A surge, in context
Instead of papering over disaster in Iraq, the president must embrace the Iraq Study Group's regional approach
Wednesday, January 10, 2007
As he pitches tonight's latest "stay-the- course" message masquerading as an Iraq strategy, President Bush needs to remember that the American people aren't in the mood for more of the same.
That's why voters bounced Republicans from congressional leadership in November.
That's why a clear majority tell pollsters that they want the troops to start coming home, now.
That's why skepticism and no confidence in the president's leadership dominate in poll after poll.

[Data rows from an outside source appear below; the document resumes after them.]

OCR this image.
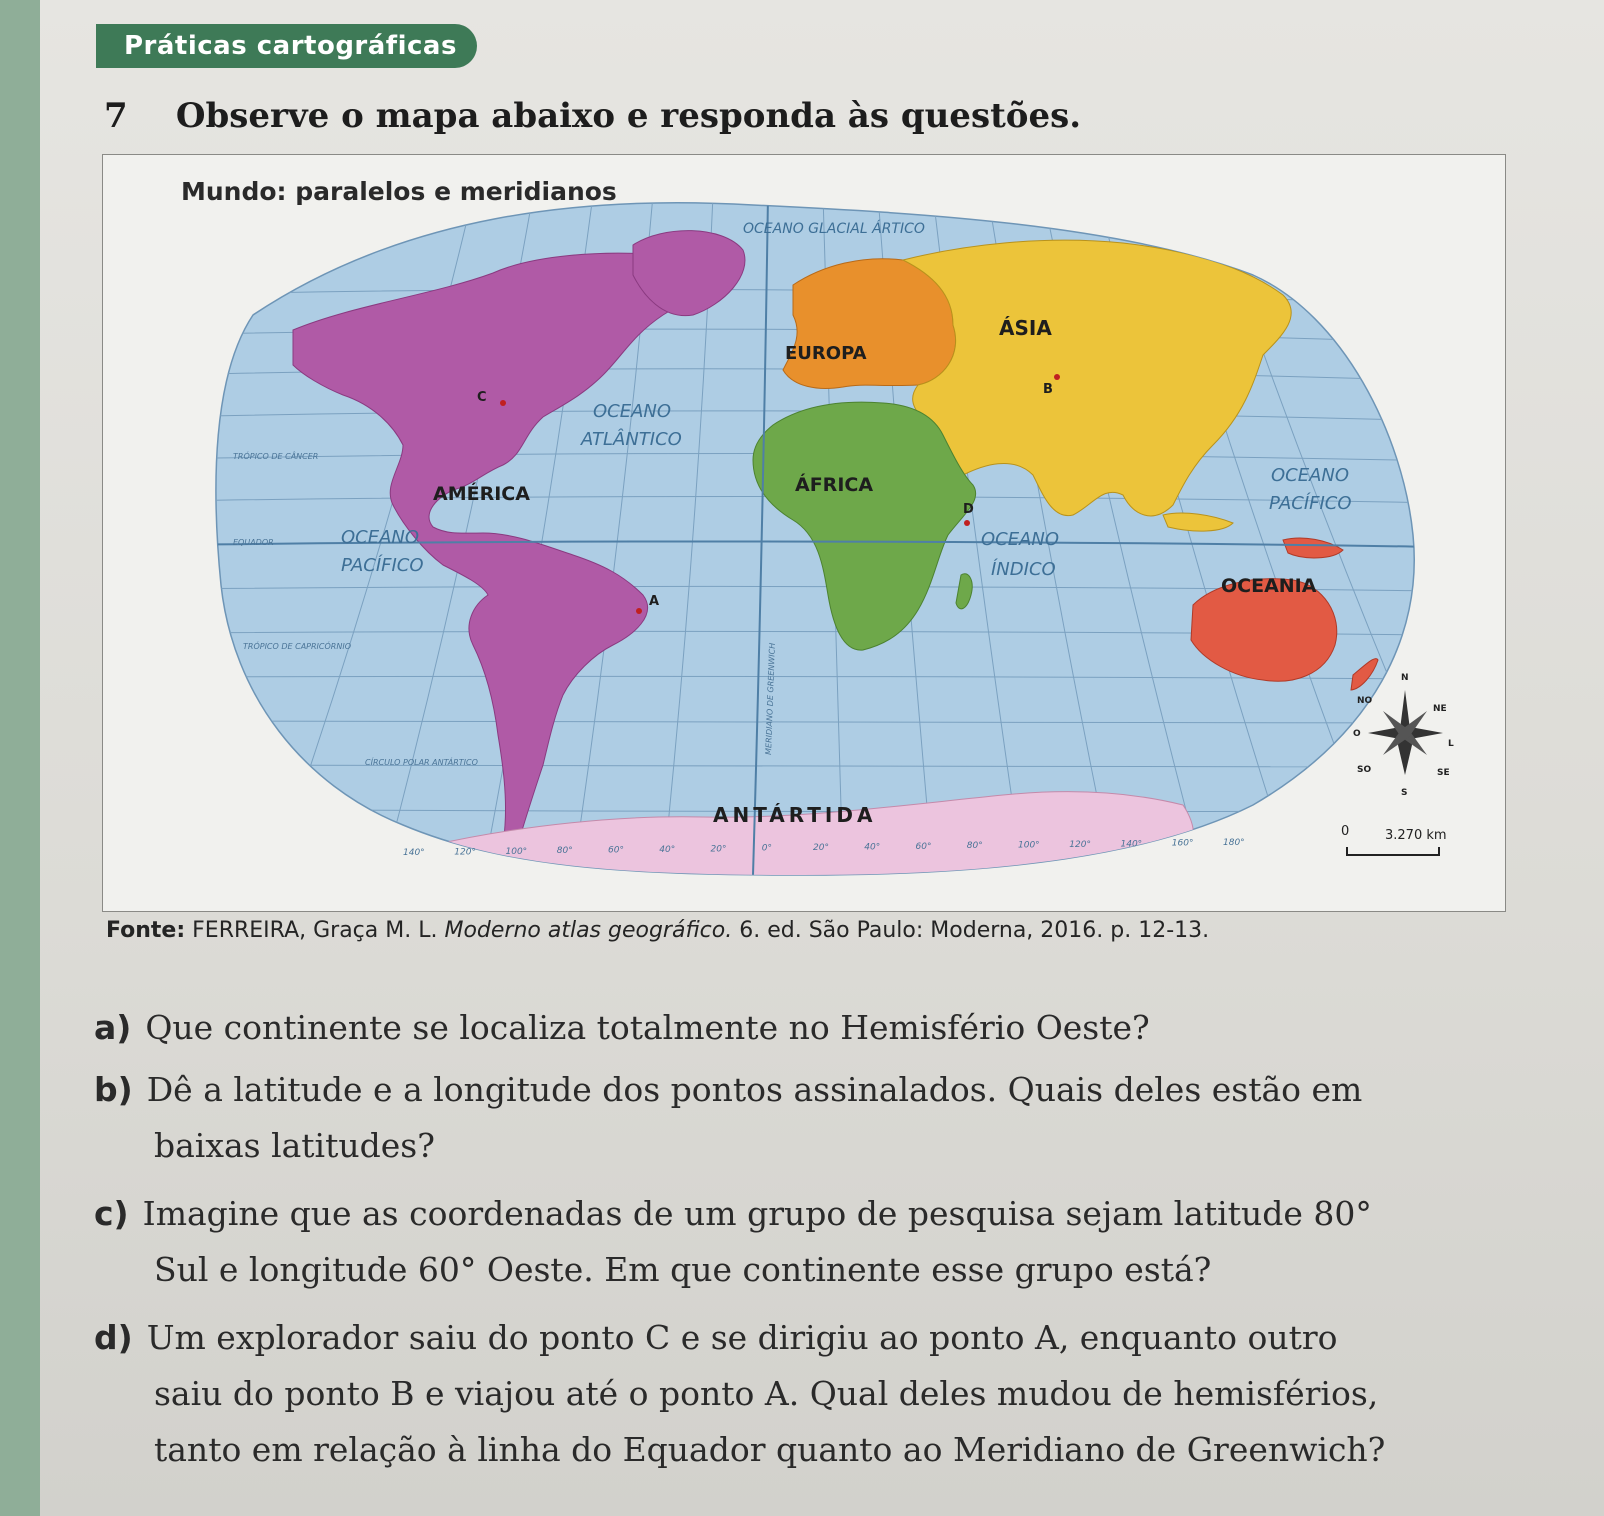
Práticas cartográficas
7 Observe o mapa abaixo e responda às questões.
Mundo: paralelos e meridianos
AMÉRICA
EUROPA
ÁSIA
ÁFRICA
OCEANIA
ANTÁRTIDA
OCEANO GLACIAL ÁRTICO
OCEANO
ATLÂNTICO
OCEANO
PACÍFICO
OCEANO
PACÍFICO
OCEANO
ÍNDICO
TRÓPICO DE CÂNCER
EQUADOR
TRÓPICO DE CAPRICÓRNIO
CÍRCULO POLAR ANTÁRTICO
MERIDIANO DE GREENWICH
C
B
D
A
140°	120°	100°	80°	60°	40°	20°	0°	20°	40°	60°	80°	100°	120°	140°	160°	180°
N
S
L
O
NO
NE
SO	SE
0	3.270 km
Fonte: FERREIRA, Graça M. L. Moderno atlas geográfico. 6. ed. São Paulo: Moderna, 2016. p. 12-13.
a) Que continente se localiza totalmente no Hemisfério Oeste?
b) Dê a latitude e a longitude dos pontos assinalados. Quais deles estão em
baixas latitudes?
c) Imagine que as coordenadas de um grupo de pesquisa sejam latitude 80°
Sul e longitude 60° Oeste. Em que continente esse grupo está?
d) Um explorador saiu do ponto C e se dirigiu ao ponto A, enquanto outro
saiu do ponto B e viajou até o ponto A. Qual deles mudou de hemisférios,
tanto em relação à linha do Equador quanto ao Meridiano de Greenwich?
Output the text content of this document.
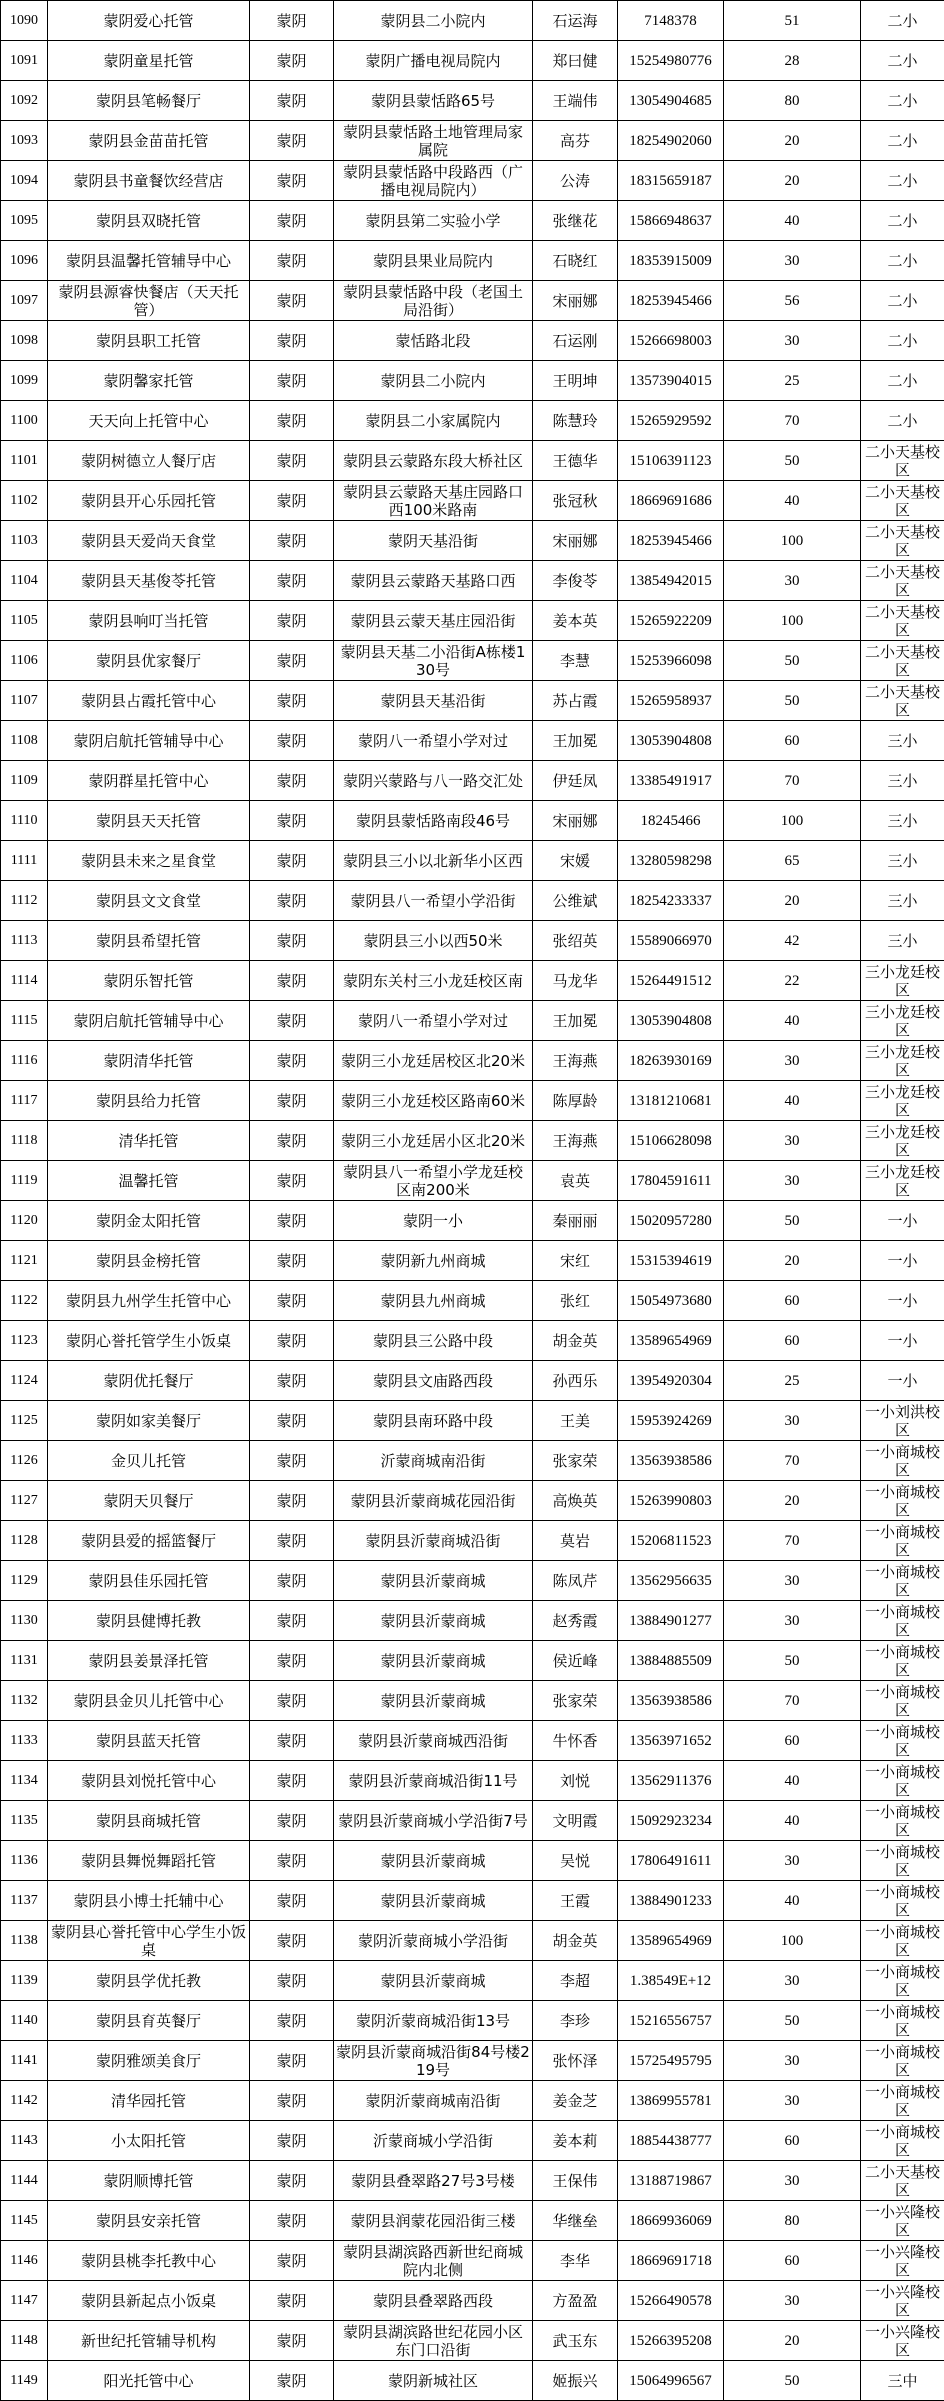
1090	蒙阴爱心托管	蒙阴	蒙阴县二小院内	石运海	7148378	51	二小
1091	蒙阴童星托管	蒙阴	蒙阴广播电视局院内	郑曰健	15254980776	28	二小
1092	蒙阴县笔畅餐厅	蒙阴	蒙阴县蒙恬路65号	王端伟	13054904685	80	二小
1093	蒙阴县金苗苗托管	蒙阴	蒙阴县蒙恬路土地管理局家属院	高芬	18254902060	20	二小
1094	蒙阴县书童餐饮经营店	蒙阴	蒙阴县蒙恬路中段路西（广播电视局院内）	公涛	18315659187	20	二小
1095	蒙阴县双晓托管	蒙阴	蒙阴县第二实验小学	张继花	15866948637	40	二小
1096	蒙阴县温馨托管辅导中心	蒙阴	蒙阴县果业局院内	石晓红	18353915009	30	二小
1097	蒙阴县源睿快餐店（天天托管）	蒙阴	蒙阴县蒙恬路中段（老国土局沿街）	宋丽娜	18253945466	56	二小
1098	蒙阴县职工托管	蒙阴	蒙恬路北段	石运刚	15266698003	30	二小
1099	蒙阴馨家托管	蒙阴	蒙阴县二小院内	王明坤	13573904015	25	二小
1100	天天向上托管中心	蒙阴	蒙阴县二小家属院内	陈慧玲	15265929592	70	二小
1101	蒙阴树德立人餐厅店	蒙阴	蒙阴县云蒙路东段大桥社区	王德华	15106391123	50	二小天基校区
1102	蒙阴县开心乐园托管	蒙阴	蒙阴县云蒙路天基庄园路口西100米路南	张冠秋	18669691686	40	二小天基校区
1103	蒙阴县天爱尚天食堂	蒙阴	蒙阴天基沿街	宋丽娜	18253945466	100	二小天基校区
1104	蒙阴县天基俊苓托管	蒙阴	蒙阴县云蒙路天基路口西	李俊苓	13854942015	30	二小天基校区
1105	蒙阴县响叮当托管	蒙阴	蒙阴县云蒙天基庄园沿街	姜本英	15265922209	100	二小天基校区
1106	蒙阴县优家餐厅	蒙阴	蒙阴县天基二小沿街A栋楼130号	李慧	15253966098	50	二小天基校区
1107	蒙阴县占霞托管中心	蒙阴	蒙阴县天基沿街	苏占霞	15265958937	50	二小天基校区
1108	蒙阴启航托管辅导中心	蒙阴	蒙阴八一希望小学对过	王加冕	13053904808	60	三小
1109	蒙阴群星托管中心	蒙阴	蒙阴兴蒙路与八一路交汇处	伊廷凤	13385491917	70	三小
1110	蒙阴县天天托管	蒙阴	蒙阴县蒙恬路南段46号	宋丽娜	18245466	100	三小
1111	蒙阴县未来之星食堂	蒙阴	蒙阴县三小以北新华小区西	宋媛	13280598298	65	三小
1112	蒙阴县文文食堂	蒙阴	蒙阴县八一希望小学沿街	公维斌	18254233337	20	三小
1113	蒙阴县希望托管	蒙阴	蒙阴县三小以西50米	张绍英	15589066970	42	三小
1114	蒙阴乐智托管	蒙阴	蒙阴东关村三小龙廷校区南	马龙华	15264491512	22	三小龙廷校区
1115	蒙阴启航托管辅导中心	蒙阴	蒙阴八一希望小学对过	王加冕	13053904808	40	三小龙廷校区
1116	蒙阴清华托管	蒙阴	蒙阴三小龙廷居校区北20米	王海燕	18263930169	30	三小龙廷校区
1117	蒙阴县给力托管	蒙阴	蒙阴三小龙廷校区路南60米	陈厚龄	13181210681	40	三小龙廷校区
1118	清华托管	蒙阴	蒙阴三小龙廷居小区北20米	王海燕	15106628098	30	三小龙廷校区
1119	温馨托管	蒙阴	蒙阴县八一希望小学龙廷校区南200米	袁英	17804591611	30	三小龙廷校区
1120	蒙阴金太阳托管	蒙阴	蒙阴一小	秦丽丽	15020957280	50	一小
1121	蒙阴县金榜托管	蒙阴	蒙阴新九州商城	宋红	15315394619	20	一小
1122	蒙阴县九州学生托管中心	蒙阴	蒙阴县九州商城	张红	15054973680	60	一小
1123	蒙阴心誉托管学生小饭桌	蒙阴	蒙阴县三公路中段	胡金英	13589654969	60	一小
1124	蒙阴优托餐厅	蒙阴	蒙阴县文庙路西段	孙西乐	13954920304	25	一小
1125	蒙阴如家美餐厅	蒙阴	蒙阴县南环路中段	王美	15953924269	30	一小刘洪校区
1126	金贝儿托管	蒙阴	沂蒙商城南沿街	张家荣	13563938586	70	一小商城校区
1127	蒙阴天贝餐厅	蒙阴	蒙阴县沂蒙商城花园沿街	高焕英	15263990803	20	一小商城校区
1128	蒙阴县爱的摇篮餐厅	蒙阴	蒙阴县沂蒙商城沿街	莫岩	15206811523	70	一小商城校区
1129	蒙阴县佳乐园托管	蒙阴	蒙阴县沂蒙商城	陈凤芹	13562956635	30	一小商城校区
1130	蒙阴县健博托教	蒙阴	蒙阴县沂蒙商城	赵秀霞	13884901277	30	一小商城校区
1131	蒙阴县姜景泽托管	蒙阴	蒙阴县沂蒙商城	侯近峰	13884885509	50	一小商城校区
1132	蒙阴县金贝儿托管中心	蒙阴	蒙阴县沂蒙商城	张家荣	13563938586	70	一小商城校区
1133	蒙阴县蓝天托管	蒙阴	蒙阴县沂蒙商城西沿街	牛怀香	13563971652	60	一小商城校区
1134	蒙阴县刘悦托管中心	蒙阴	蒙阴县沂蒙商城沿街11号	刘悦	13562911376	40	一小商城校区
1135	蒙阴县商城托管	蒙阴	蒙阴县沂蒙商城小学沿街7号	文明霞	15092923234	40	一小商城校区
1136	蒙阴县舞悦舞蹈托管	蒙阴	蒙阴县沂蒙商城	吴悦	17806491611	30	一小商城校区
1137	蒙阴县小博士托辅中心	蒙阴	蒙阴县沂蒙商城	王霞	13884901233	40	一小商城校区
1138	蒙阴县心誉托管中心学生小饭桌	蒙阴	蒙阴沂蒙商城小学沿街	胡金英	13589654969	100	一小商城校区
1139	蒙阴县学优托教	蒙阴	蒙阴县沂蒙商城	李超	1.38549E+12	30	一小商城校区
1140	蒙阴县育英餐厅	蒙阴	蒙阴沂蒙商城沿街13号	李珍	15216556757	50	一小商城校区
1141	蒙阴雅颂美食厅	蒙阴	蒙阴县沂蒙商城沿街84号楼219号	张怀泽	15725495795	30	一小商城校区
1142	清华园托管	蒙阴	蒙阴沂蒙商城南沿街	姜金芝	13869955781	30	一小商城校区
1143	小太阳托管	蒙阴	沂蒙商城小学沿街	姜本莉	18854438777	60	一小商城校区
1144	蒙阴顺博托管	蒙阴	蒙阴县叠翠路27号3号楼	王保伟	13188719867	30	二小天基校区
1145	蒙阴县安亲托管	蒙阴	蒙阴县润蒙花园沿街三楼	华继垒	18669936069	80	一小兴隆校区
1146	蒙阴县桃李托教中心	蒙阴	蒙阴县湖滨路西新世纪商城院内北侧	李华	18669691718	60	一小兴隆校区
1147	蒙阴县新起点小饭桌	蒙阴	蒙阴县叠翠路西段	方盈盈	15266490578	30	一小兴隆校区
1148	新世纪托管辅导机构	蒙阴	蒙阴县湖滨路世纪花园小区东门口沿街	武玉东	15266395208	20	一小兴隆校区
1149	阳光托管中心	蒙阴	蒙阴新城社区	姬振兴	15064996567	50	三中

And that's why voters consistently say they want more bipartisanship in foreign policy and more assertiveness from Democrats.
Which makes it all the more astounding that tonight the president will not embrace the detailed, pragmatic road map to a less chaotic Iraqi future laid out by the Iraq Study Group a mere month ago.
He should reconsider and look again at the Iraq Study Group's 79 recommendations that encompass both best and worse cases.
The group's bipartisan authors took a holistic approach to a crucial task that has so far eluded both the Bush administration and Iraq's radical Shiite government: empowering moderate Iraqis and influencing Iraq's neighbors, friends and adversaries to play a positive role in framing Iraq's future. What's needed is not more unilateral U.S. military action but a joint regional effort to stave off holy war and a larger-scale conflict that could threaten every single one of the Persian Gulf's governments, including Iran and Syria.
The Iraq Study Group recognized that the stakes go far beyond Iraq.
Should access to Persian Gulf oil be cut off and parts of Iraq morph into a terrorist Sunni Islamic state and a terrorist Shiite Islamic state, the world would pay a horrific price.
Yet President Bush thanked the study group's participants and then seemed promptly to have forgotten their overriding message: That it can no longer be business as usual in Iraq.
Either political pressures from the White House are again distorting military advice from below - or Iraqi forces proved so immutable to change and so resistant to the idea of taking charge of Iraqi security that the long-term prospects for the Iraqi nation must be considered grim.
The November election wasn't just a vote of "no confidence" in political business as usual. It was a vote of no confidence in this president's leadership of the war. A "surge" that cannot be sustained will merely confirm that view.